As part of today’s contemporary warfighting realities, Gen. Poppas discussed FORSCOM’s “four wins” objectives, which are aligned with the Army’s three priorities and the Secretary of the Army’s six imperatives. The FORSCOM “four wins” are: (1) Win trust and empower leaders through engagement and stability; (2) Win the first fight at echelon through tough, realistic training; (3) Win the future fight by modernizing capabilities and methodologies; and (4) win as a balanced Total Army.
The command's mission is: "FORSCOM trains and prepares a combat ready, globally responsive Total Force in order to build and sustain readiness to meet Combatant Command requirements."
The vision for the command is: "Combat ready and globally responsive Total Army Forces that are well led, disciplined, trained, and expeditionary … ready now to deploy and win in Large Scale Combat Operations against near-peer threats."
The purpose of the FORSCOM Senior Leader Orientation is to provide a forum for a shared understanding of FORSCOM’s authorities, roles, responsibilities, processes and procedures to assist units in building and sustaining readiness.
More than half of FORSCOM’s combat strength resides in the Army National Guard and Army Reserve – the Total Army. FORSCOM’s integrated collective training events involving all three Army components ensure the Army generates and sustains cross-component interoperability and teamwork. “We can’t go to war without our Guard and Reserve components,” Gen. Poppas said.
The next fight likely will occur within a Large-Scale Combat Operations setting in a multi- domain environment, military analysts predict.
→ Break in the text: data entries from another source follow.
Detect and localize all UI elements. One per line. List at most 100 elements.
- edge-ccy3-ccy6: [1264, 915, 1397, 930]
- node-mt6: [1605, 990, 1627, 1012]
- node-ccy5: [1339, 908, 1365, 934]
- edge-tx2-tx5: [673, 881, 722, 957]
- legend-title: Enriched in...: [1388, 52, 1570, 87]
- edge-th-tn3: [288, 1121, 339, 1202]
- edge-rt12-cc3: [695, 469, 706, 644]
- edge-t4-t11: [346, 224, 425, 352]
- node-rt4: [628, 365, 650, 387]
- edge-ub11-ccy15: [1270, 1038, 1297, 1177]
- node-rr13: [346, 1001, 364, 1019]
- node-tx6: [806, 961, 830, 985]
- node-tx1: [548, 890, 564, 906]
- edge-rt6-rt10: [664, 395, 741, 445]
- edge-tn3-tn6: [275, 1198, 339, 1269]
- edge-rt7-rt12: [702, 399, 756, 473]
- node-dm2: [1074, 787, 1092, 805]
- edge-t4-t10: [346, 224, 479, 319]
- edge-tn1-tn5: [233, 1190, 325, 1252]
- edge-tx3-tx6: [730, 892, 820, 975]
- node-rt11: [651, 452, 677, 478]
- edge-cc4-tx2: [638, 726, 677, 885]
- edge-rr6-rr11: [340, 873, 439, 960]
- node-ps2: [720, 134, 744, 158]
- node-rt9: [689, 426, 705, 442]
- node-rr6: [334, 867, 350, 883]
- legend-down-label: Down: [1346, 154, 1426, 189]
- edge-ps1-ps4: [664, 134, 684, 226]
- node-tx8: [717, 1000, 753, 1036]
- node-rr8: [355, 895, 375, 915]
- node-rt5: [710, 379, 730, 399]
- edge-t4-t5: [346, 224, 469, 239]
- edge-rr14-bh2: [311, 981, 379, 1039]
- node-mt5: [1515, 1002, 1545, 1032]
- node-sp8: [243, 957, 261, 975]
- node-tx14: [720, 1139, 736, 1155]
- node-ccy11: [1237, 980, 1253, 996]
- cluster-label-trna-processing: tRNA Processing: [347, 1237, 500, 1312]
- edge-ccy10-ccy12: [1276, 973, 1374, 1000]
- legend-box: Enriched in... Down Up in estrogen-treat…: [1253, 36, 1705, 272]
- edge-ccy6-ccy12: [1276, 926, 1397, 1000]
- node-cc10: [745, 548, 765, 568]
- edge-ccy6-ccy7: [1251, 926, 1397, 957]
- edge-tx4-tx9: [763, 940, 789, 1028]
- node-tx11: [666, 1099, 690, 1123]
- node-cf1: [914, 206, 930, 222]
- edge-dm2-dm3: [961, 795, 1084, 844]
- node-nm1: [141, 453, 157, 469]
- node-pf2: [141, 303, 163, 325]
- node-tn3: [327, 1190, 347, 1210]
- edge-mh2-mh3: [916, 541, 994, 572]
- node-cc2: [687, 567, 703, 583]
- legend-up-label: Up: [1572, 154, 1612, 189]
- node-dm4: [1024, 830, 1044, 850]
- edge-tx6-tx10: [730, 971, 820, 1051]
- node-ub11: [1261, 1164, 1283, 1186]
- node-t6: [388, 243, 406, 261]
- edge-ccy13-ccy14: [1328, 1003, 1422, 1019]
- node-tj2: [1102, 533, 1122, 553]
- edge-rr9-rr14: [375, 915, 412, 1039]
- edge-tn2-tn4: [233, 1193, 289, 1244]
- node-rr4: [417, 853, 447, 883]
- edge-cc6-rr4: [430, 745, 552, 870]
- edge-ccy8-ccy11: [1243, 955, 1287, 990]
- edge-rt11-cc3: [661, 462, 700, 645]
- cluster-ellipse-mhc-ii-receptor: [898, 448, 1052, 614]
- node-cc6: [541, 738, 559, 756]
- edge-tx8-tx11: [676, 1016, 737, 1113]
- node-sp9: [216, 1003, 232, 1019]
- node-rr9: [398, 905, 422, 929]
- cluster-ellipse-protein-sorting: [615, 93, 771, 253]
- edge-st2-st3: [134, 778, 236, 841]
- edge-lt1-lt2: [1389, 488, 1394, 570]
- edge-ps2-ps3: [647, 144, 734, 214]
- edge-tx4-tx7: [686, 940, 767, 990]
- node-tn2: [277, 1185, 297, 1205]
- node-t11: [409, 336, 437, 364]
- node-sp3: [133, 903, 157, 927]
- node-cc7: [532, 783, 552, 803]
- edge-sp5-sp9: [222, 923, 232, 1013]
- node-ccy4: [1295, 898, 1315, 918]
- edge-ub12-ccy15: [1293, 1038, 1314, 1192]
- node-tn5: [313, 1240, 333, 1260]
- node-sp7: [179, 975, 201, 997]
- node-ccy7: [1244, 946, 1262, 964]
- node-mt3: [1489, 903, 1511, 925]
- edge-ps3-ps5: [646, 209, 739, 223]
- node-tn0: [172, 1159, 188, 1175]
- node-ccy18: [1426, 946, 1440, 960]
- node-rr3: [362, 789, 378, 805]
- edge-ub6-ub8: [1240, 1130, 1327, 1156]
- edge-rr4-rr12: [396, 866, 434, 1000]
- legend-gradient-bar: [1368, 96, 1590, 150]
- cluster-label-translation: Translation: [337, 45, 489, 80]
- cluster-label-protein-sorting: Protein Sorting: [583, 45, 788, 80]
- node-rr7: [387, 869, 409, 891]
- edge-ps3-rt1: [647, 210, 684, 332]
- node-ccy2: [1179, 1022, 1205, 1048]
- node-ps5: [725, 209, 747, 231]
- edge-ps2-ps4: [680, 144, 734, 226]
FORSCOM’s training approach emphasizes the role of the Army’s divisions as the decisive tactical unit of action, the principle tactical warfighting headquarters. “The divisions have the resources to set the conditions for brigades and battalions,” Gen. Poppas said. Based on current operations, FORSCOM also is optimizing its training methodologies at echelon in all aspects of live, virtual and constructive training environments.
Commanders and command sergeants major set the conditions for engaged leadership that fosters cohesive teams and strong Army Families, Gen. Poppas emphasized. People come first in well-trained and disciplined units. FORSCOM encourages a holistic and consistent “People First” culture, with senior leaders who emphasize positive command climates, access to quality medical care, and deliberate talent management to enhance readiness.
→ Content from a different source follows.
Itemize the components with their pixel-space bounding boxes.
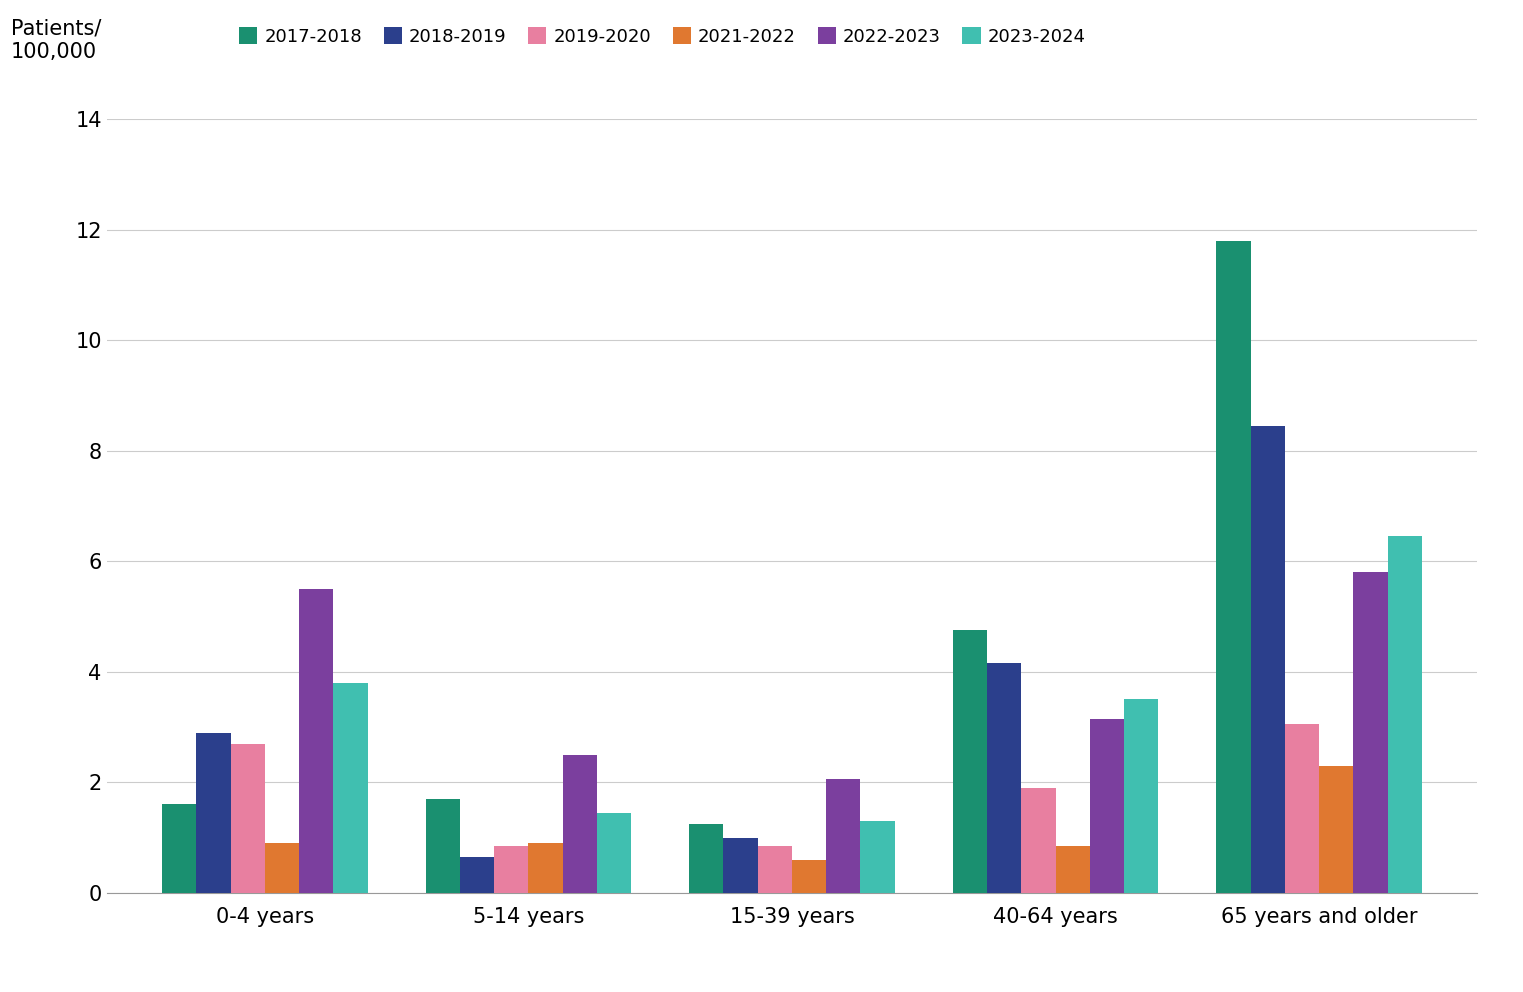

Engaged leadership is a central FORSCOM theme. Senior leaders are emphasizing the human dimension of leadership and drive a renewed focus on leader presence, personnel accountability and adherence to training schedules. Leaders must be physically present at their unit formations and throughout the duty day’s training events, according to the command’s training guidance, starting with morning physical fitness training.
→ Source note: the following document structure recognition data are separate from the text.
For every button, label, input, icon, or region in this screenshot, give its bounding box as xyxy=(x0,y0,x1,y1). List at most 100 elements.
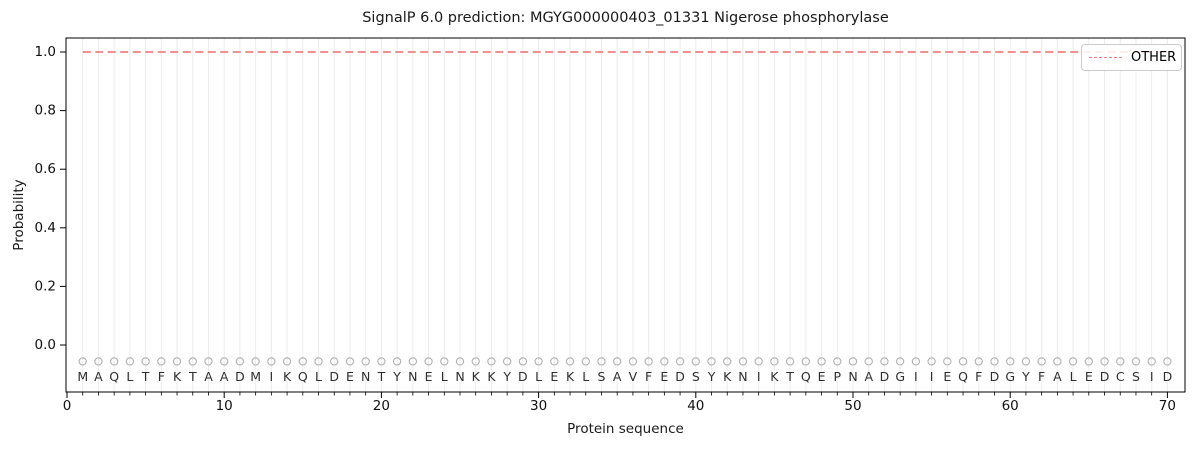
residue-letter: N xyxy=(361,369,370,384)
residue-letter: M xyxy=(77,369,88,384)
residue-marker xyxy=(172,357,182,366)
residue-marker xyxy=(785,357,795,366)
residue-letter: I xyxy=(1150,369,1154,384)
residue-marker xyxy=(1006,357,1015,366)
residue-marker xyxy=(675,357,685,366)
residue-marker xyxy=(817,357,826,366)
residue-marker xyxy=(738,357,748,366)
residue-letter: D xyxy=(235,369,245,384)
residue-letter: A xyxy=(204,369,213,384)
residue-marker xyxy=(943,357,952,366)
residue-letter: L xyxy=(535,369,542,384)
residue-letter: Q xyxy=(801,369,811,384)
residue-letter: P xyxy=(834,369,842,384)
residue-letter: K xyxy=(283,369,292,384)
y-tick-label: 0.4 xyxy=(35,220,56,236)
residue-letter: N xyxy=(455,369,464,384)
residue-letter: G xyxy=(1005,369,1015,384)
residue-marker xyxy=(990,357,999,366)
x-tick-label: 50 xyxy=(844,398,861,414)
residue-letter: Q xyxy=(298,369,308,384)
residue-letter: F xyxy=(645,369,652,384)
residue-marker xyxy=(1084,357,1093,366)
residue-letter: D xyxy=(880,369,890,384)
legend: OTHER xyxy=(1081,44,1182,71)
residue-letter: L xyxy=(582,369,589,384)
residue-marker xyxy=(377,357,386,366)
y-tick-label: 1.0 xyxy=(35,44,56,60)
residue-letter: N xyxy=(848,369,857,384)
residue-letter: D xyxy=(1100,369,1110,384)
residue-letter: L xyxy=(315,369,322,384)
y-axis-label: Probability xyxy=(11,179,27,251)
x-tick-label: 10 xyxy=(216,398,233,414)
residue-marker xyxy=(440,357,449,366)
residue-letter: T xyxy=(141,369,150,384)
residue-letter: K xyxy=(173,369,182,384)
residue-letter: Y xyxy=(707,369,716,384)
residue-marker xyxy=(408,357,417,366)
residue-marker xyxy=(330,357,339,366)
residue-letter: Y xyxy=(1021,369,1030,384)
residue-marker xyxy=(848,357,858,366)
x-tick-label: 0 xyxy=(63,398,72,414)
residue-letter: L xyxy=(1070,369,1077,384)
residue-letter: E xyxy=(660,369,668,384)
residue-letter: I xyxy=(270,369,274,384)
residue-marker xyxy=(911,357,921,366)
residue-marker xyxy=(691,357,700,366)
residue-marker xyxy=(613,357,622,366)
residue-letter: L xyxy=(126,369,133,384)
residue-marker xyxy=(298,357,307,366)
residue-marker xyxy=(754,357,763,366)
residue-marker xyxy=(1021,357,1031,366)
residue-letter: G xyxy=(895,369,905,384)
residue-letter: N xyxy=(738,369,747,384)
residue-letter: Y xyxy=(392,369,401,384)
x-tick-label: 20 xyxy=(373,398,390,414)
residue-letter: I xyxy=(914,369,918,384)
residue-marker xyxy=(958,357,968,366)
residue-letter: T xyxy=(377,369,386,384)
residue-marker xyxy=(974,357,983,366)
residue-letter: F xyxy=(158,369,165,384)
residue-marker xyxy=(597,357,606,366)
y-tick-label: 0.0 xyxy=(35,337,56,353)
residue-letter: K xyxy=(472,369,481,384)
residue-marker xyxy=(581,357,590,366)
residue-marker xyxy=(644,357,653,366)
residue-marker xyxy=(157,357,166,366)
residue-marker xyxy=(282,357,292,366)
x-tick-label: 40 xyxy=(687,398,704,414)
residue-letter: C xyxy=(1116,369,1125,384)
residue-letter: A xyxy=(864,369,873,384)
dashed-line-legend-icon xyxy=(1089,57,1122,58)
residue-marker xyxy=(220,357,229,366)
residue-marker xyxy=(94,357,103,366)
residue-marker xyxy=(896,357,905,366)
residue-letter: Q xyxy=(958,369,968,384)
residue-letter: A xyxy=(220,369,229,384)
residue-marker xyxy=(707,357,716,366)
residue-marker xyxy=(110,357,119,366)
residue-letter: L xyxy=(441,369,448,384)
residue-marker xyxy=(770,357,779,366)
residue-letter: A xyxy=(613,369,622,384)
plot-border xyxy=(65,37,1186,393)
residue-marker xyxy=(188,357,197,366)
residue-letter: S xyxy=(1132,369,1140,384)
residue-marker xyxy=(78,357,87,366)
residue-letter: S xyxy=(598,369,606,384)
residue-marker xyxy=(455,357,465,366)
x-axis-label: Protein sequence xyxy=(567,421,684,437)
residue-marker xyxy=(392,357,402,366)
residue-marker xyxy=(565,357,575,366)
residue-letter: E xyxy=(1085,369,1093,384)
residue-letter: E xyxy=(818,369,826,384)
residue-marker xyxy=(503,357,512,366)
residue-marker xyxy=(518,357,528,366)
residue-marker xyxy=(345,357,355,366)
residue-marker xyxy=(361,357,370,366)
The two-day leadership orientation covered key topics affecting FORSCOM units now and potentially in the future -- including: command relationships; the Army’s Regionally Aligned Readiness and Modernization Model (ReARMM) unit life-cycle model; key aspects of the military's annual budget; Army training initiatives, such as Emergency Deployment Readiness Exercises; training methodologies and strategies; modernization initiatives to “inform the future force;” installation and facilities management programs; procedures to evaluate military readiness; Ground Readiness Evaluation Assessment and Training for logistics operations; and personnel safety programs.
The general thanked the attendees for taking time to better understand how Forces Command, the Army and their units support each other with teamwork, preparation, realistic training and engaged leadership.